Le Tribunal administratif de Châlons-en-Champagne, saisi d’un recours en excès de pouvoir contre un arrêté préfectoral du 21 mai 2025 portant obligation de quitter le territoire français, interdiction de retour et fixation du pays de destination, a constaté son incompétence territoriale. En application de l’article R. 312-8 du code de justice administrative, le litige relève du tribunal du lieu de résidence de l’intéressé, qui était domicilié à Strasbourg à la date de la décision attaquée. Par ordonnance, le tribunal a transmis le dossier au Tribunal administratif de Strasbourg, seul compétent pour en connaître.
Texte intégral
Vu la procédure suivante :
Par une requête enregistrée le 1er août 2025, M. A... B..., représenté
par Me Chebbale, demande au tribunal :
1°) d’annuler pour excès de pouvoir l’arrêté du 21 mai 2025 par lequel le préfet
de la Marne l’a obligé à quitter sans délai le territoire français, a fixé le pays de destination de son éloignement et lui a interdit le retour sur le territoire français pour une durée d’un an ;
2°) d’enjoindre au préfet de procéder à l’effacement du signalement du requérant
dans le système d’information Schengen ;
3°) subsidiairement de suspendre l’exécution de la mesure d’éloignement ;
4°) de mettre à la charge de l’Etat une somme de 1 500 euros sur le fondement des dispositions de l’article L. 761-1 du code de justice administrative à verser à son conseil
sur le fondement des dispositions de l’article 37 de la loi du 10 juillet 1991.
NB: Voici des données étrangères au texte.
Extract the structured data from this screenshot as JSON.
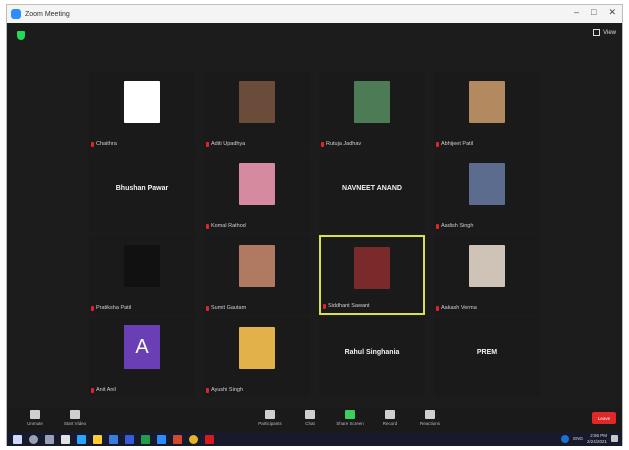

La présidente du tribunal a donné délégation à M. Deschamps, vice-président, pour effectuer les transmissions prévues à l’article R. 351-3 du code de justice administrative.
Vu les autres pièces du dossier.
Vu le code de justice administrative.
Considérant ce qui suit :
Aux termes de l’article R. 351-3 du code de justice administrative : « Lorsqu'une cour administrative d'appel ou un tribunal administratif est saisi de conclusions qu'il estime relever de la compétence d'une juridiction administrative autre que le Conseil d'Etat, son président, ou le magistrat qu'il délègue, transmet sans délai le dossier à la juridiction qu'il estime compétente (…) ».
Aux termes du premier alinéa de l’article R. 312-8 du code de justice administrative : « Les litiges relatifs aux décisions individuelles prises à l’encontre de personnes par les autorités administratives dans l’exercice de leurs pouvoirs de police relèvent
de la compétence du tribunal administratif du lieu de résidence des personnes faisant l’objet des décisions attaquées à la date desdites décisions. ». Aux termes de l’article R. 221-3 du même code : « Le siège et le ressort des tribunaux administratifs sont fixés comme suit : (…) Strasbourg : (…) Bas-Rhin (…) ».
Il ressort des pièces du dossier que le préfet de la Marne a pris le 21 mai 2025 à l’encontre de M. B... un arrêté l’obligeant à quitter le territoire français et lui interdisant
le retour pour une durée de douze mois. Par le présent recours M. B... demande l’annulation de ces décisions.
Alors qu’il n’a pas fait l’objet d’un placement en rétention, il ressort des pièces du dossier que M. B..., à la date de l’arrêté attaqué, était domicilié au SPADA 67, 2 rue de Bartisch, 67100 Strasbourg. Par conséquent, par application des dispositions précitées du premier alinéa de l’article R. 312-8 du code de justice administrative, le présent litige ne relève pas
de la compétence territoriale du tribunal administratif de Châlons-en-Champagne mais de celle du tribunal administratif de Strasbourg. Il y a lieu, par suite, de transmettre sans délai le dossier de M. B... au tribunal administratif de Strasbourg.
O R D O N N E :
Article 1er : Le dossier de la requête de M. B... est transmis au tribunal administratif de Strasbourg.
Article 2 : La présente ordonnance sera notifiée à M. A... B... et à la présidente du tribunal administratif de Strasbourg.
Fait à Châlons-en-Champagne, le 1er décembre 2025.
Le juge des référés,
A. DESCHAMPS
La République mande et ordonne à tous commissaires de justice à ce requis en ce qui concerne
les voies de droit commun contre les parties privées de pourvoir à l’exécution de la présente décision.